Un montant forfaitaire correspondant à 2% du salaire de base gagné en 2025.

 

SEPB 610

Élections syndicales en vue

La signature de la nouvelle convention collective signifie la fin de la « pause » électorale que permettent les Statuts et Règlements du syndicat pendant une période de négociation.

 

Les personnes délégués syndicales

Ce printemps, l’ensemble des postes de personnes déléguées syndicales seront en élection. Dans chaque secteur de la STM, selon un nouveau découpage qui sera bientôt finalisé, un ou plusieurs postes de personne déléguée sera disponible. C’est l’occasion de vous impliquer dans votre syndicat pour le prochain mandat de trois ans ou de renouveler votre confiance en vos personnes déléguées sortantes qui solliciteront un nouveau mandat.

Les élections se tiendront dans une assemblée de secteur convoquée sur Teams par le comité exécutif. Nous visons de courtes assemblées de 12h00 à 12h30, qui auront lieu selon les secteurs entre la mi-mars et la fin mai. Les mises en candidature se font directement pendant l’assemblée.

 

Les membres du comité exécutif

Les cinq postes au comité exécutif seront quant à eux en élection l’automne prochain lors d’une assemblée générale ordinaire. L’assemblée devrait avoir lieu en octobre.
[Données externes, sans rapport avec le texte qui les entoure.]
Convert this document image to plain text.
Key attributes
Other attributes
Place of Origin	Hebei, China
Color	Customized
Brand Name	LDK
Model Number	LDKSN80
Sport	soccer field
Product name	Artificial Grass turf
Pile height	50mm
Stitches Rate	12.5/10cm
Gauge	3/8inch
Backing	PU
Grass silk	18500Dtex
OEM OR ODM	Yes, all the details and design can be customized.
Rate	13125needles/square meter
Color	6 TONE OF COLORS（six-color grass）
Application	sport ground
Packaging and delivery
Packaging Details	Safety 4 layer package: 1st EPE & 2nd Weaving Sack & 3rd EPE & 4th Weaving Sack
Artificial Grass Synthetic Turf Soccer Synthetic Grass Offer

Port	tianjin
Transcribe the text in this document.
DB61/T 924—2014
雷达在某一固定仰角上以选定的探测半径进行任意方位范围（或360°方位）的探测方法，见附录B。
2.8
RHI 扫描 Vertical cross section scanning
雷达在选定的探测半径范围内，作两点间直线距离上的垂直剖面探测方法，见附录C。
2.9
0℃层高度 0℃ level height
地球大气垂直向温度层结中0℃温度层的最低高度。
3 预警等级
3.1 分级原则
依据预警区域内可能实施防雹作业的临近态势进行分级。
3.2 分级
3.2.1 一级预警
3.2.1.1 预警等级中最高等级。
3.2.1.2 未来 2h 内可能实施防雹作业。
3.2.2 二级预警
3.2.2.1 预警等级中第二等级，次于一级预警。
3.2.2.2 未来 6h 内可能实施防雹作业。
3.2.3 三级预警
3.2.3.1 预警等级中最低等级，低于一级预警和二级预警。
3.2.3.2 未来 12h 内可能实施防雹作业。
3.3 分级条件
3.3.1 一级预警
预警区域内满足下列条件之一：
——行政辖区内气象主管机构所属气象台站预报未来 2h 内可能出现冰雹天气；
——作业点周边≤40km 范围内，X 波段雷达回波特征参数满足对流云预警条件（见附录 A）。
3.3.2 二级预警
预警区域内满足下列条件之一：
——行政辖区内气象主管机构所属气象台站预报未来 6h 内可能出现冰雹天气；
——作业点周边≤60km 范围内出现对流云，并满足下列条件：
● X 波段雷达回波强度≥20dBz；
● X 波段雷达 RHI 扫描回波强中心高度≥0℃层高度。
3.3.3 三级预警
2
Un avis d’élection sera diffusé au moins 30 jours avant l’assemblée et les candidatures peuvent être reçues jusqu’à 15 jours avant l’assemblée.

 

SEPB 610

Les professionnel.le.s de la STM votent en faveur de l’entente de principe

Les membres du SEPB-610 (professionnel.le.s de la Société de transport de Montréal (STM)), ont voté à 91% en faveur de l’entente de principe intervenue le 31 décembre dernier entre le 610 et la direction de la STM.

Les membres ont été nombreux à se prononcer sur cette entente de principe, le taux de participation atteignant 86%.

Pour la première fois de leur histoire, les professionnel.le.s de la STM s’étaient engagés dans un mouvement de moyens de pression qui a culminé avec une grève du temps supplémentaire de 16 jours.

« Nous sommes satisfaits de cette entente qui prévoit une véritable sécurité d’emploi, encadre davantage la sous-traitance, maintient les acquis et offre plus de flexibilité dans l’aménagement du temps de travail », explique Marc Glogowski, président du SEPB-610.

Les syndiqué.e.s ont obtenu les dispositions nécessaires qui leur assurent une sécurité d’emploi à la STM pour toute la durée de la convention collective.

À cela s’ajoutent des augmentations salariales composées de 16,5% condensées en 4,5 ans et plusieurs gains tant monétaires que normatifs.

Les négociations se sont échelonnées sur plus d’un an.